Si Nzila vit dans une grande ville épargnée par les combats, l’Est de la RDC reste pour lui une plaie ouverte. « Je suis né dans une histoire de guerres, même si je ne les ai pas vécues directement. Écrire, c’est rapprocher ces horreurs de moi pour les affronter ». Pour lui, l’imaginaire n’est pas une fuite, c’est un prisme. Dans Clipping, la réalité la plus brutale se double d’une création poétique qui révèle l’indicible.

Des racines nourries de livres et de musique

Né à Kinshasa en 1994, deuxième d’une fratrie de six enfants, Nzila grandit dans une maison pleine de livres, entre la tendresse d’une mère et l’exigence d’un père instituteur. Birago Diop, Senghor, Césaire peuplent son enfance. Et la musique congolaise, omniprésente, forge son oreille. « Je ne fais pas de musique, mais je pense en rythme ». Après des études de lettres à Lubumbashi, il choisit la scène comme territoire d’exploration. Sa pièce Silence avait déjà été récompensée aux Récréâtrales au Burkina Faso et finaliste du Prix RFI 2024.

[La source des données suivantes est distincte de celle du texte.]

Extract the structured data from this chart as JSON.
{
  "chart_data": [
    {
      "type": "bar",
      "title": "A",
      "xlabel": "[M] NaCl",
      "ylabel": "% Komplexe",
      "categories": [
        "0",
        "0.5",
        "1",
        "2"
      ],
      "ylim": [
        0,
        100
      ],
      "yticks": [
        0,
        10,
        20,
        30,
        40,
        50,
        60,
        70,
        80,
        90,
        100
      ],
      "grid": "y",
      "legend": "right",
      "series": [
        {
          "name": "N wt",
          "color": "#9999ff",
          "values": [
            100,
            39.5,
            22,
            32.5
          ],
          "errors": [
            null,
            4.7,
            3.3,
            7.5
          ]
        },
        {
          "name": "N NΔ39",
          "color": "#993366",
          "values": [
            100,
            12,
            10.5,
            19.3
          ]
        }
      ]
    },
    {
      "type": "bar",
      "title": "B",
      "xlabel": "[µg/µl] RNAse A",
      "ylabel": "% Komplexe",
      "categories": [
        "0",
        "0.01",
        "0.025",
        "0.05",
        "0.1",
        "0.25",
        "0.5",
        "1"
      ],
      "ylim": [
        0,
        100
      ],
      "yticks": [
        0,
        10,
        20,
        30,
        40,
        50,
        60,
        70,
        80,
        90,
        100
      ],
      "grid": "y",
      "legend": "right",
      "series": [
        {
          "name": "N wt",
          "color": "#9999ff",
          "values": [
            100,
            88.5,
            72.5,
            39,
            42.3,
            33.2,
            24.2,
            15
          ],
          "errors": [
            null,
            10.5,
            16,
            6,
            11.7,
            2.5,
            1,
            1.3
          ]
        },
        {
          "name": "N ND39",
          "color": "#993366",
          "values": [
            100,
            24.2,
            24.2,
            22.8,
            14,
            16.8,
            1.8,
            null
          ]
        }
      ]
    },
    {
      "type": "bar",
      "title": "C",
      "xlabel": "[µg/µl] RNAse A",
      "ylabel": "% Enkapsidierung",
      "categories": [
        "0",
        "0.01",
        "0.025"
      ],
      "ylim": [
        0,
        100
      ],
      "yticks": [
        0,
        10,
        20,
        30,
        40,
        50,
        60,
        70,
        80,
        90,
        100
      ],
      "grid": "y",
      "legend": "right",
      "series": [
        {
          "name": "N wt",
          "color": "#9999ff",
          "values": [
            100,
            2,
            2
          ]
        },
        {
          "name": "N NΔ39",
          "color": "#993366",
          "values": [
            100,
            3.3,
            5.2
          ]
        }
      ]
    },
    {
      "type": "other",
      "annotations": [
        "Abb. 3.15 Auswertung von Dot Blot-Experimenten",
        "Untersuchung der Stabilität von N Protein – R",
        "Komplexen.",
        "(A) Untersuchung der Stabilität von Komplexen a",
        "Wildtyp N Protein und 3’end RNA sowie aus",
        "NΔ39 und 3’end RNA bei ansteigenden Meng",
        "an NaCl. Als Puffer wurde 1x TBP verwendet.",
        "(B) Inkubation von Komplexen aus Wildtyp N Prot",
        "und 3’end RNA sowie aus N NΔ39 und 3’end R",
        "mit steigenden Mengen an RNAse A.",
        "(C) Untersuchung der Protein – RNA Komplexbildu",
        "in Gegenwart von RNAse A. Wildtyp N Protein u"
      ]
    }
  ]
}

Un avenir déjà en mouvement…

Avec Clipping, Israël Nzila confirme un style singulier. Des mots qui s’érodent jusqu’à ne laisser que deux lettres, « Ch », formant un « demi-portail » sur la page ; refrains obsédants qui transforment le texte en partition. « Chaque retour d’un mot lui donne un sens nouveau », dit-il. Le Prix Théâtre RFI 2025 n’est qu’une étape, cette tragédie « musicale », entre chair meurtrie et langue éclatée, promet de résonner longtemps sur les scènes francophones.